I looked at his sleeping face many times to check for tear marks on his face, but there were none.
Early in the morning, while I was cooking breakfast, Tomoyuki woke up, clung to me, and cried.
"I can't believe what Mom and Dad said yesterday!” He kept crying aloud.
After a while, I said, "Tomo, I don't want to believe it either. If I could, I would put you in my belly again and give birth to you as my baby. But everyone loves you. Do you understand that?”
He said clearly, “Yes, I understand."
“I won't hide anything from you. You can tell anyone this story.”
He seemed to be convinced and wiped away his tears.
Every Monday, Michio and I had choir practice at church, and we were staying with a Japanese friend who was taking care of our sons. The next day, I got a phone call from the lady. She said, "Mrs. Ono, Tomoyuki told me something about his birth story."

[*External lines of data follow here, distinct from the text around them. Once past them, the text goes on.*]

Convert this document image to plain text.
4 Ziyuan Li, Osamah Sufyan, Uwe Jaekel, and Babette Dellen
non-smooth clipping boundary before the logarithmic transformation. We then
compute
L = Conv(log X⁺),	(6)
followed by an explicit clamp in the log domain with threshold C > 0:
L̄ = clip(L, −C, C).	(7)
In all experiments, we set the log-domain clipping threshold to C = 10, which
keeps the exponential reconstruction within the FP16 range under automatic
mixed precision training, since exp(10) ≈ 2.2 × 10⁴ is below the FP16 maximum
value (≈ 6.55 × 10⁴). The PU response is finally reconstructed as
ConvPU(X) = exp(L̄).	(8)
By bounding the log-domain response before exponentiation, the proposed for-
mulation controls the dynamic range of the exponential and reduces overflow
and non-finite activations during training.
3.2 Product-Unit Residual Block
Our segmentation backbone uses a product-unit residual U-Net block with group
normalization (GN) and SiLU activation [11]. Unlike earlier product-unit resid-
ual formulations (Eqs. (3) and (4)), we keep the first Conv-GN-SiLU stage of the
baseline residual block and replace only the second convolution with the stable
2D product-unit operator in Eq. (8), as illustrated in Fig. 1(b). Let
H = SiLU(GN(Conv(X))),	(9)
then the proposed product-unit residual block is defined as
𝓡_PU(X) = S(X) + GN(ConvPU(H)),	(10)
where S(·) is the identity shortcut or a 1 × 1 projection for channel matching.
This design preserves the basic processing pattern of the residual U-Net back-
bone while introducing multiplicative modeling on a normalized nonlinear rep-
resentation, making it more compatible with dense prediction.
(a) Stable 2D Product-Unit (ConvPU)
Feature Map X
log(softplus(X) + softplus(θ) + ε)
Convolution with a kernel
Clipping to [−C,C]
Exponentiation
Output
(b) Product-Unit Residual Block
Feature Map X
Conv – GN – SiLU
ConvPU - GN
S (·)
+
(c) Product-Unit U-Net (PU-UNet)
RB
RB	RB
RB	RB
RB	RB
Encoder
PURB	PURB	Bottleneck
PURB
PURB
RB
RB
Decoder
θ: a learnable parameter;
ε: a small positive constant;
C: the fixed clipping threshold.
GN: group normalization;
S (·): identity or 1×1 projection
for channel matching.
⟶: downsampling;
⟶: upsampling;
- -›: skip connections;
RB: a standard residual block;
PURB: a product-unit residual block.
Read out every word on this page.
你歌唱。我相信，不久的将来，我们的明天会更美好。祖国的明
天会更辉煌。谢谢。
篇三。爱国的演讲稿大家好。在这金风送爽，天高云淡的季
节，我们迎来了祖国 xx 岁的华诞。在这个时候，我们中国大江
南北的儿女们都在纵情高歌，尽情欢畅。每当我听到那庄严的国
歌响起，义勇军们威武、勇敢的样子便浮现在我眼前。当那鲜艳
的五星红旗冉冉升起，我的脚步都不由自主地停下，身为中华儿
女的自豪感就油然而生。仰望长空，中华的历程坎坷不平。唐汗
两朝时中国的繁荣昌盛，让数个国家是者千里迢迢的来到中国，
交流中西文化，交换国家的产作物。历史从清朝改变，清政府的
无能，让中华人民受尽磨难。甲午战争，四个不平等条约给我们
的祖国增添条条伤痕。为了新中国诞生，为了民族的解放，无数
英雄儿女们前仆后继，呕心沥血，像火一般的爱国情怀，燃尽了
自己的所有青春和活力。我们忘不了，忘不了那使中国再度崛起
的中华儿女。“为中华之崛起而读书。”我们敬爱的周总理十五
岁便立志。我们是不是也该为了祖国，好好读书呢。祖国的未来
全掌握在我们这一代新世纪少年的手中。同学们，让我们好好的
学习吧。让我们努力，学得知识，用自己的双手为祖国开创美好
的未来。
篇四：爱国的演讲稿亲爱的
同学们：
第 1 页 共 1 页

I asked her, " Did Tomoyuki sound sad at that time? “
She replied, "No, the opposite. He was so proud that he has three sets of grandparents and two mothers.”
I felt a huge weight lifted off my shoulders. I had felt so guilty for keeping it a secret until then. I was so thankful to God.
During the following summer vacation, our family visited Makiko’s grave in Florida to sing hymns and pray.
I briefly told the truth to my younger sons before going to the grave. Yoshiyuki understood what I was talking about, and I could see a few tears in his eyes. I am not sure if Norimichi understood, but he seemed to know it despite my not explaining it again.
The pastor of Gainesville, Rev. Gary Crawford, gave us a memorial service with friends from the church, members who knew Makiko and Michio, and we had dinner together.
Pastor Gary gave Tomoyuki his middle name.His name is Tomoyuki Damon Ono.
Mr. and Mrs. Davis were close to Makiko and Michio, so they invited Tomoyuki to tea and spent time with him.
When he returned home, Tomoyuki was very satisfied and said, “Mom, Mr. and Mrs. Davis are nice.”
Tomoyuki knew his roots and developed a strong sense of identity. Tomoyuki will turn 40 this October.
He majored in Aerospace Engineering at the University of Michigan and joined ROTC as a college student. (ROTC: Reserve Officers’ Training Corps, a program operated by universities to train officers in cooperation with the U.S. Army, Navy, and Air Force. Students take regular courses at the university while also receiving military training.)
After graduation, Tomoyuki joined the U.S. Air Force. He is currently a Lieutenant Colonel. His wife, Abigail, is also a Lieutenant Colonel. They have a 13-year-old son (Cooper) and a 9-year-old daughter (Isabel).